Here are the candidates vying in Toronto this weekend for Canada’s top lefty job.

Jack Layton. A Toronto city councillor whose bid is supported by party heavies Audrey McLaughlin, Ed Broadbent, Alexa McDonough, Svend Robinson and Libby Davies. His style is, “kind of like grassroots activism and democracy. I think he is just what the NDP needs,” says Davies.

Bill Blaikie. A Winnipeg MP, United Church minister with a social gospel slant and Layton’s toughest competitor. His supporters include Manitoba premier Gary Doer and Ontario NDP leader Howard Hampton. Blaikie enjoys the support of much of the NDP caucus.

Lorne Nystrom. An MP from Regina and an outside contender for the leadership. “I am the only leadership candidate to provide a fiscal framework and a comprehensive package of initiatives during the campaign,” he wrote in a column that appeared in the Toronto Star. This is Nystrom’s third attempt for the leadership.

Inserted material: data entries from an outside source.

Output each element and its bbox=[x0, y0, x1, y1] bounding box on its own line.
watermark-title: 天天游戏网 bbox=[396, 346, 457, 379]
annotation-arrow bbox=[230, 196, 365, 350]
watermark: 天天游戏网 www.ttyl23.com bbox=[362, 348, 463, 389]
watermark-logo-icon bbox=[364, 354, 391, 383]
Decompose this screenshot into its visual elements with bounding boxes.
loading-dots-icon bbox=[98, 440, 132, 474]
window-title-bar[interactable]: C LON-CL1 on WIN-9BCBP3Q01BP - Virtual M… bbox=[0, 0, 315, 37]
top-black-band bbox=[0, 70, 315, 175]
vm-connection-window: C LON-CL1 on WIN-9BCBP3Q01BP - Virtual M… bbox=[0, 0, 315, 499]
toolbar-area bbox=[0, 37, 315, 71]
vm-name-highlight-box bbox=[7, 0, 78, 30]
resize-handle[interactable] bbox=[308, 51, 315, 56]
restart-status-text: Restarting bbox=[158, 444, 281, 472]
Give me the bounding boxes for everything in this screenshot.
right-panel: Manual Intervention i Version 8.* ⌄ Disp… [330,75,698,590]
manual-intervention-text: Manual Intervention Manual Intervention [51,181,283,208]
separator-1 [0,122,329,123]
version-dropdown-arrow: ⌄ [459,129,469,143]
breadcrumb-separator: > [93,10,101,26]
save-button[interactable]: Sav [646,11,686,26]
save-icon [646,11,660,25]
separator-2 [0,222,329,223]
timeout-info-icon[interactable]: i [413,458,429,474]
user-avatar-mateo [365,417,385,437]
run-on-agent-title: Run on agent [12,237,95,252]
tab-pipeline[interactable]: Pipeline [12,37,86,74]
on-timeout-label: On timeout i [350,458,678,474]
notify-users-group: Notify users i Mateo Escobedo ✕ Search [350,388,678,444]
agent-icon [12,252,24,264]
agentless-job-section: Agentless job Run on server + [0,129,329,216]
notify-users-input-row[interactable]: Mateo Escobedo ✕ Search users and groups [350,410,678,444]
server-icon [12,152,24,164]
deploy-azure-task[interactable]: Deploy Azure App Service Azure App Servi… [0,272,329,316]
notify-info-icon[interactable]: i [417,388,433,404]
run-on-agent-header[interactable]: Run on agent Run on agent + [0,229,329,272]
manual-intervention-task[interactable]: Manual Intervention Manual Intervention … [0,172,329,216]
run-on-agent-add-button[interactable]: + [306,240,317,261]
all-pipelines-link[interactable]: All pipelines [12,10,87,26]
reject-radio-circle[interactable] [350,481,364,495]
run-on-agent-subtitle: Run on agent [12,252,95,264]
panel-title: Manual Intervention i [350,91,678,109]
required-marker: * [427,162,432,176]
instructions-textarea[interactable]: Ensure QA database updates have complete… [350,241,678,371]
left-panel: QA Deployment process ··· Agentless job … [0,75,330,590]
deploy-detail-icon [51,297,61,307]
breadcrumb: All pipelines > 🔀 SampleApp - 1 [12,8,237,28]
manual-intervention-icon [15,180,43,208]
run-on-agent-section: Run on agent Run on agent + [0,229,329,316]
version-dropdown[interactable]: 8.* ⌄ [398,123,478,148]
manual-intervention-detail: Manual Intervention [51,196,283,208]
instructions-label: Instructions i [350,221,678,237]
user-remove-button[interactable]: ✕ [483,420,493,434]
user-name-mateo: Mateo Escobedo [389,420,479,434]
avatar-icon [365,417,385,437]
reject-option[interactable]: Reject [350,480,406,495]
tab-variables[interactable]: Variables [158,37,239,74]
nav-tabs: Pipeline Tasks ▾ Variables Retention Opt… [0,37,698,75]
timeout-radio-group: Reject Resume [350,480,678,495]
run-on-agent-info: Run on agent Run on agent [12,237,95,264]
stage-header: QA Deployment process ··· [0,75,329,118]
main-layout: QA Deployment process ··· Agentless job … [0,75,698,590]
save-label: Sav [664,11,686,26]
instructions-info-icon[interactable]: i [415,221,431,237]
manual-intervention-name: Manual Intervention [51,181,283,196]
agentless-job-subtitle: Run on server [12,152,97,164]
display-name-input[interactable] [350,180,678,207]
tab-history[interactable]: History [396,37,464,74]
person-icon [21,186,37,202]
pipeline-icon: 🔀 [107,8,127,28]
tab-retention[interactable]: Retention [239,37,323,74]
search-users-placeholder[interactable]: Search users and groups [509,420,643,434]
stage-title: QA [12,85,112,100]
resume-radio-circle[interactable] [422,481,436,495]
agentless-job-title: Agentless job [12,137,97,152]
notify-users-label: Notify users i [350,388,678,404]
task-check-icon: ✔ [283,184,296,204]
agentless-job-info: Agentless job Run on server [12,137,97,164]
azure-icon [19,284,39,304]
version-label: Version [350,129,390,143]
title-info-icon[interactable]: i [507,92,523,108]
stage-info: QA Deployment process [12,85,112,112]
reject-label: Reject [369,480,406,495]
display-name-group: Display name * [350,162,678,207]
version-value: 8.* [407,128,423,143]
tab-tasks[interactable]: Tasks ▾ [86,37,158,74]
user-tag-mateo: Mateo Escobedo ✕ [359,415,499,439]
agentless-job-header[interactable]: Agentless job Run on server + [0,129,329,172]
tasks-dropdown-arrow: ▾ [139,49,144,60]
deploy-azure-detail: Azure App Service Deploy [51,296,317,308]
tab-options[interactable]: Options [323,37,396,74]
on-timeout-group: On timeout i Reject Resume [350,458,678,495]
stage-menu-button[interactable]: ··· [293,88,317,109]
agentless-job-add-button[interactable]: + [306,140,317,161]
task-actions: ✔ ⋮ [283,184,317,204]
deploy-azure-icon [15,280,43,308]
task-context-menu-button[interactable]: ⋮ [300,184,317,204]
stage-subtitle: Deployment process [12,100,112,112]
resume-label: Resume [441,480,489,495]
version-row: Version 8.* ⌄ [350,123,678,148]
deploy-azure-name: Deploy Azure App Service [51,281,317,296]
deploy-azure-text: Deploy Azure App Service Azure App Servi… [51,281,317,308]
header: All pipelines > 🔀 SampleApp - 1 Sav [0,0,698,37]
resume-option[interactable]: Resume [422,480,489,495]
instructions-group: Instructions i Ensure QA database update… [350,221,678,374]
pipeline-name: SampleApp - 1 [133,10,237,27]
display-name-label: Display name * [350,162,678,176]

Joe Comartin. An MP from Windsor. An idealistic underdog who has the support of Canadian Auto Workers president Buzz Hargrove. “I think Joe Comartin is the only one who has declared himself as a democratic socialist and that we have to present ourselves as an alternative to the Liberals, instead of this kind of mush middle like the other candidates,” Hargrove told the Toronto Star.

Pierre Ducasse. A Quebec NDP organizer and at 29, the youngest candidate. His wordy five-part candidacy thesis stresses pragmatism and economics.

Bev Meslo. a Vancouver-based NDP socialist caucus candidate. “We believe that if the party is to survive, it must turn sharply left,” she wrote in an open statement to the press.